We investigated the effects of sodium 5-hydroxydecanoate (5-HD) on experimentally induced ischemic arrhythmia and its mechanisms of action by biochemical and electrophysiological techniques. 5-HD, at the single dose of 200 mg/kg (p.o.) or at the one week multiple doses of 3 to 100 mg/kg (p.o.), suppressed the incidence of ventricular fibrillation induced by coronary ligation in rats. 5-HD at the dose of 3 or 10 mg/kg (i.v.) elevated the ischemically decreased ventricular fibrillation threshold in the coronary ligated dogs.
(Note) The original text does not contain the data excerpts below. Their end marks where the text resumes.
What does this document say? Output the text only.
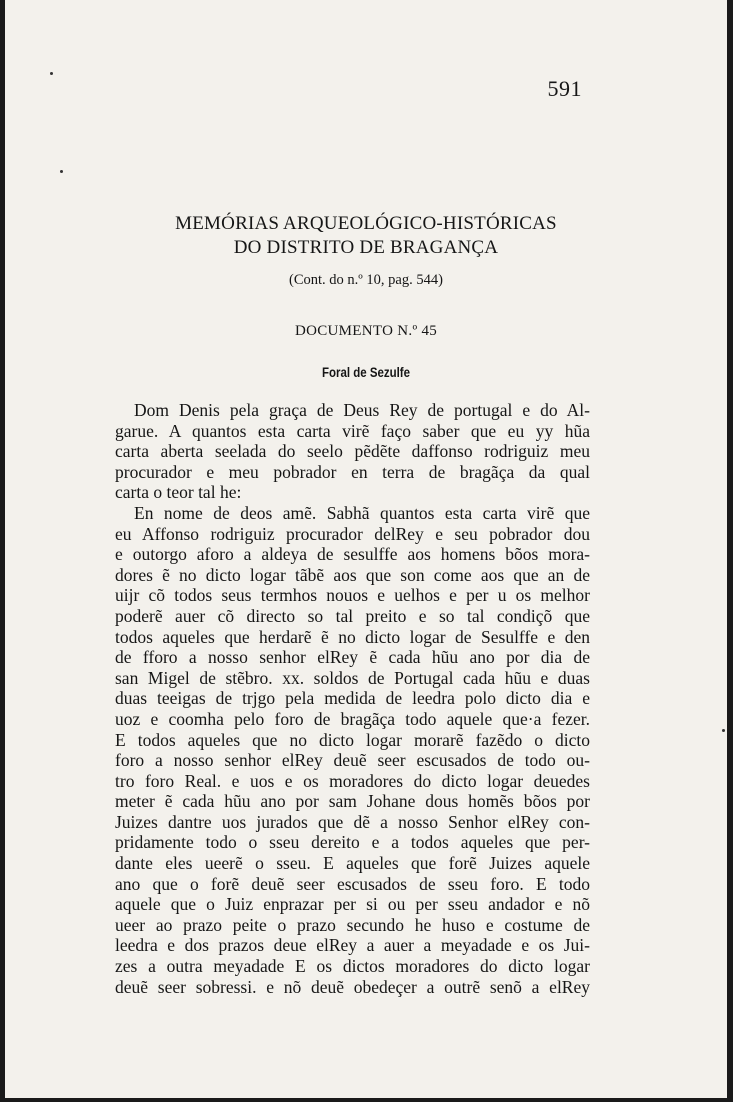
591
MEMÓRIAS ARQUEOLÓGICO-HISTÓRICAS
DO DISTRITO DE BRAGANÇA
(Cont. do n.º 10, pag. 544)
DOCUMENTO N.º 45
Foral de Sezulfe
Dom Denis pela graça de Deus Rey de portugal e do Al-
garue. A quantos esta carta virẽ faço saber que eu yy hũa
carta aberta seelada do seelo pẽdẽte daffonso rodriguiz meu
procurador e meu pobrador en terra de bragãça da qual
carta o teor tal he:
En nome de deos amẽ. Sabhã quantos esta carta virẽ que
eu Affonso rodriguiz procurador delRey e seu pobrador dou
e outorgo aforo a aldeya de sesulffe aos homens bõos mora-
dores ẽ no dicto logar tãbẽ aos que son come aos que an de
uijr cõ todos seus termhos nouos e uelhos e per u os melhor
poderẽ auer cõ directo so tal preito e so tal condiçõ que
todos aqueles que herdarẽ ẽ no dicto logar de Sesulffe e den
de fforo a nosso senhor elRey ẽ cada hũu ano por dia de
san Migel de stẽbro. xx. soldos de Portugal cada hũu e duas
duas teeigas de trjgo pela medida de leedra polo dicto dia e
uoz e coomha pelo foro de bragãça todo aquele que·a fezer.
E todos aqueles que no dicto logar morarẽ fazẽdo o dicto
foro a nosso senhor elRey deuẽ seer escusados de todo ou-
tro foro Real. e uos e os moradores do dicto logar deuedes
meter ẽ cada hũu ano por sam Johane dous homẽs bõos por
Juizes dantre uos jurados que dẽ a nosso Senhor elRey con-
pridamente todo o sseu dereito e a todos aqueles que per-
dante eles ueerẽ o sseu. E aqueles que forẽ Juizes aquele
ano que o forẽ deuẽ seer escusados de sseu foro. E todo
aquele que o Juiz enprazar per si ou per sseu andador e nõ
ueer ao prazo peite o prazo secundo he huso e costume de
leedra e dos prazos deue elRey a auer a meyadade e os Jui-
zes a outra meyadade E os dictos moradores do dicto logar
deuẽ seer sobressi. e nõ deuẽ obedeçer a outrẽ senõ a elRey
In isolated rat heart, 5-HD suppressed the K⁺ release from ischemic myocardium at the doses of 10^-5 to 10^-3M. 5-HD at the dose of 10^-4M decreased the open state probability of ATP regulated K⁺ channel in isolated myocardial cell of guinea pig. Contents of highenergy-phosphate compounds were markedly decreased in ischemic myocardium of rats, and they were not affected by 5-HD. These results demonstrate the efficacy of 5-HD against experimental ischemic ventricular arrhythmia. Its antiarrhythmic action may be attributed, at least in part, to the suppression of K⁺ release from ischemic myocardium by possibly inhibiting the ATP regulated K⁺ channel.